You model would be over specify if you do:

``````    sd_a_r = pm.HalfNormal("sd_a_r", sd=100, shape=n_res_rate)
sd_b_r = pm.HalfNormal("sd_b_r", sd=100, shape=n_res_rate)

a_r = pm.HalfNormal("a_r", sd=sd_a_r, shape=n_res_rate)
b_r = pm.HalfNormal("b_r", sd=sd_b_r, shape=n_res_rate)
``````

plus sd=100 is likely too much. Try instead:

``````    sd_a_r = pm.HalfNormal("sd_a_r", sd=5)
sd_b_r = pm.HalfNormal("sd_b_r", sd=5)

a_r = pm.HalfNormal("a_r", sd=sd_a_r, shape=n_res_rate)
b_r = pm.HalfNormal("b_r", sd=sd_b_r, shape=n_res_rate)
``````

@junpenglao thanks for that suggestion! I’ve tried this and several other combinations of specifying hyper parameters for the 3 variables and cannot get it to recover the parameters correctly. I’ve also tried not setting prior distributions for the `sd` parameters and just hard coding them in the `a` and `b` parameters with marginally better luck.
E.g.
1)

2)

I’m really stumped here! Shouldn’t this be a fairly easy model to sample?

Well,

My suggestion is to avoid using a Beta-binomial model - a logistic mixed model would be much easier to implement (and we understand it better as well) .

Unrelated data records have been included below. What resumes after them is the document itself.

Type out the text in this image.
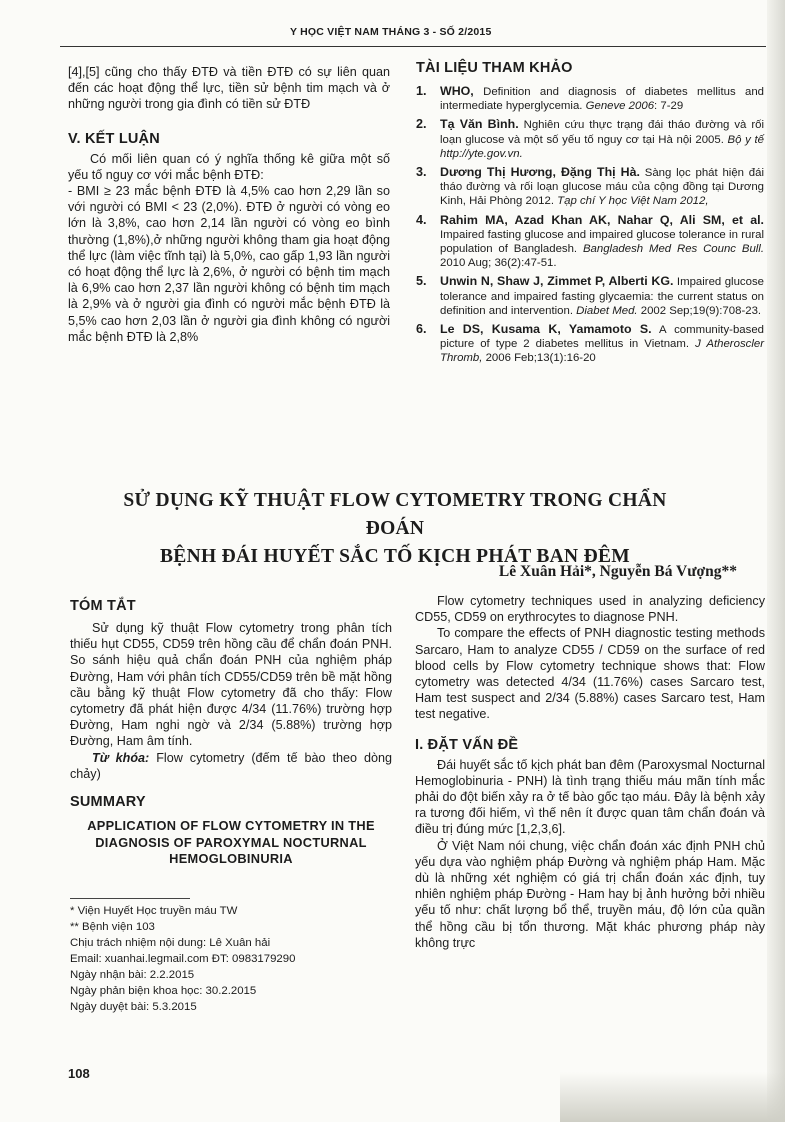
Y HỌC VIỆT NAM THÁNG 3 - SỐ 2/2015

[4],[5] cũng cho thấy ĐTĐ và tiền ĐTĐ có sự liên quan đến các hoạt động thể lực, tiền sử bệnh tim mạch và ở những người trong gia đình có tiền sử ĐTĐ

V. KẾT LUẬN

Có mối liên quan có ý nghĩa thống kê giữa một số yếu tố nguy cơ với mắc bệnh ĐTĐ:

- BMI ≥ 23 mắc bệnh ĐTĐ là 4,5% cao hơn 2,29 lần so với người có BMI < 23 (2,0%). ĐTĐ ở người có vòng eo lớn là 3,8%, cao hơn 2,14 lần người có vòng eo bình thường (1,8%),ở những người không tham gia hoạt động thể lực (làm việc tĩnh tại) là 5,0%, cao gấp 1,93 lần người có hoạt động thể lực là 2,6%, ở người có bệnh tim mạch là 6,9% cao hơn 2,37 lần người không có bệnh tim mạch là 2,9% và ở người gia đình có người mắc bệnh ĐTĐ là 5,5% cao hơn 2,03 lần ở người gia đình không có người mắc bệnh ĐTĐ là 2,8%

TÀI LIỆU THAM KHẢO

1. WHO, Definition and diagnosis of diabetes mellitus and intermediate hyperglycemia. Geneve 2006: 7-29
2. Tạ Văn Bình. Nghiên cứu thực trạng đái tháo đường và rối loạn glucose và một số yếu tố nguy cơ tại Hà nội 2005. Bộ y tế http://yte.gov.vn.
3. Dương Thị Hương, Đặng Thị Hà. Sàng lọc phát hiện đái tháo đường và rối loạn glucose máu của cộng đồng tại Dương Kinh, Hải Phòng 2012. Tạp chí Y học Việt Nam 2012,
4. Rahim MA, Azad Khan AK, Nahar Q, Ali SM, et al. Impaired fasting glucose and impaired glucose tolerance in rural population of Bangladesh. Bangladesh Med Res Counc Bull. 2010 Aug; 36(2):47-51.
5. Unwin N, Shaw J, Zimmet P, Alberti KG. Impaired glucose tolerance and impaired fasting glycaemia: the current status on definition and intervention. Diabet Med. 2002 Sep;19(9):708-23.
6. Le DS, Kusama K, Yamamoto S. A community-based picture of type 2 diabetes mellitus in Vietnam. J Atheroscler Thromb, 2006 Feb;13(1):16-20
SỬ DỤNG KỸ THUẬT FLOW CYTOMETRY TRONG CHẨN ĐOÁN
BỆNH ĐÁI HUYẾT SẮC TỐ KỊCH PHÁT BAN ĐÊM
Lê Xuân Hải*, Nguyễn Bá Vượng**

TÓM TẮT

Sử dụng kỹ thuật Flow cytometry trong phân tích thiếu hụt CD55, CD59 trên hồng cầu để chẩn đoán PNH. So sánh hiệu quả chẩn đoán PNH của nghiệm pháp Đường, Ham với phân tích CD55/CD59 trên bề mặt hồng cầu bằng kỹ thuật Flow cytometry đã cho thấy: Flow cytometry đã phát hiện được 4/34 (11.76%) trường hợp Đường, Ham nghi ngờ và 2/34 (5.88%) trường hợp Đường, Ham âm tính.

Từ khóa: Flow cytometry (đếm tế bào theo dòng chảy)

SUMMARY

APPLICATION OF FLOW CYTOMETRY IN THE DIAGNOSIS OF PAROXYMAL NOCTURNAL HEMOGLOBINURIA

* Viện Huyết Học truyền máu TW

** Bệnh viện 103

Chịu trách nhiệm nội dung: Lê Xuân hải

Email: xuanhai.legmail.com ĐT: 0983179290

Ngày nhận bài: 2.2.2015

Ngày phản biện khoa học: 30.2.2015

Ngày duyệt bài: 5.3.2015

Flow cytometry techniques used in analyzing deficiency CD55, CD59 on erythrocytes to diagnose PNH.

To compare the effects of PNH diagnostic testing methods Sarcaro, Ham to analyze CD55 / CD59 on the surface of red blood cells by Flow cytometry technique shows that: Flow cytometry was detected 4/34 (11.76%) cases Sarcaro test, Ham test suspect and 2/34 (5.88%) cases Sarcaro test, Ham test negative.

I. ĐẶT VẤN ĐỀ

Đái huyết sắc tố kịch phát ban đêm (Paroxysmal Nocturnal Hemoglobinuria - PNH) là tình trạng thiếu máu mãn tính mắc phải do đột biến xảy ra ở tế bào gốc tạo máu. Đây là bệnh xảy ra tương đối hiếm, vì thế nên ít được quan tâm chẩn đoán và điều trị đúng mức [1,2,3,6].

Ở Việt Nam nói chung, việc chẩn đoán xác định PNH chủ yếu dựa vào nghiệm pháp Đường và nghiệm pháp Ham. Mặc dù là những xét nghiệm có giá trị chẩn đoán xác định, tuy nhiên nghiệm pháp Đường - Ham hay bị ảnh hưởng bởi nhiều yếu tố như: chất lượng bổ thể, truyền máu, độ lớn của quần thể hồng cầu bị tổn thương. Mặt khác phương pháp này không trực

108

Ah thanks, although that’s a downer! Would you happen to know of any good examples of how to respecify something like this? Sorry if this is a little noob-y, but do you mean rewriting this multiplicative model into an additive model by taking logs? And then doing a hierarchical GLM (like the ones in the PyMC3 examples?)
I’ve looked at those of course, but I haven’t been able to figure out how to frame my data generating process into something like that.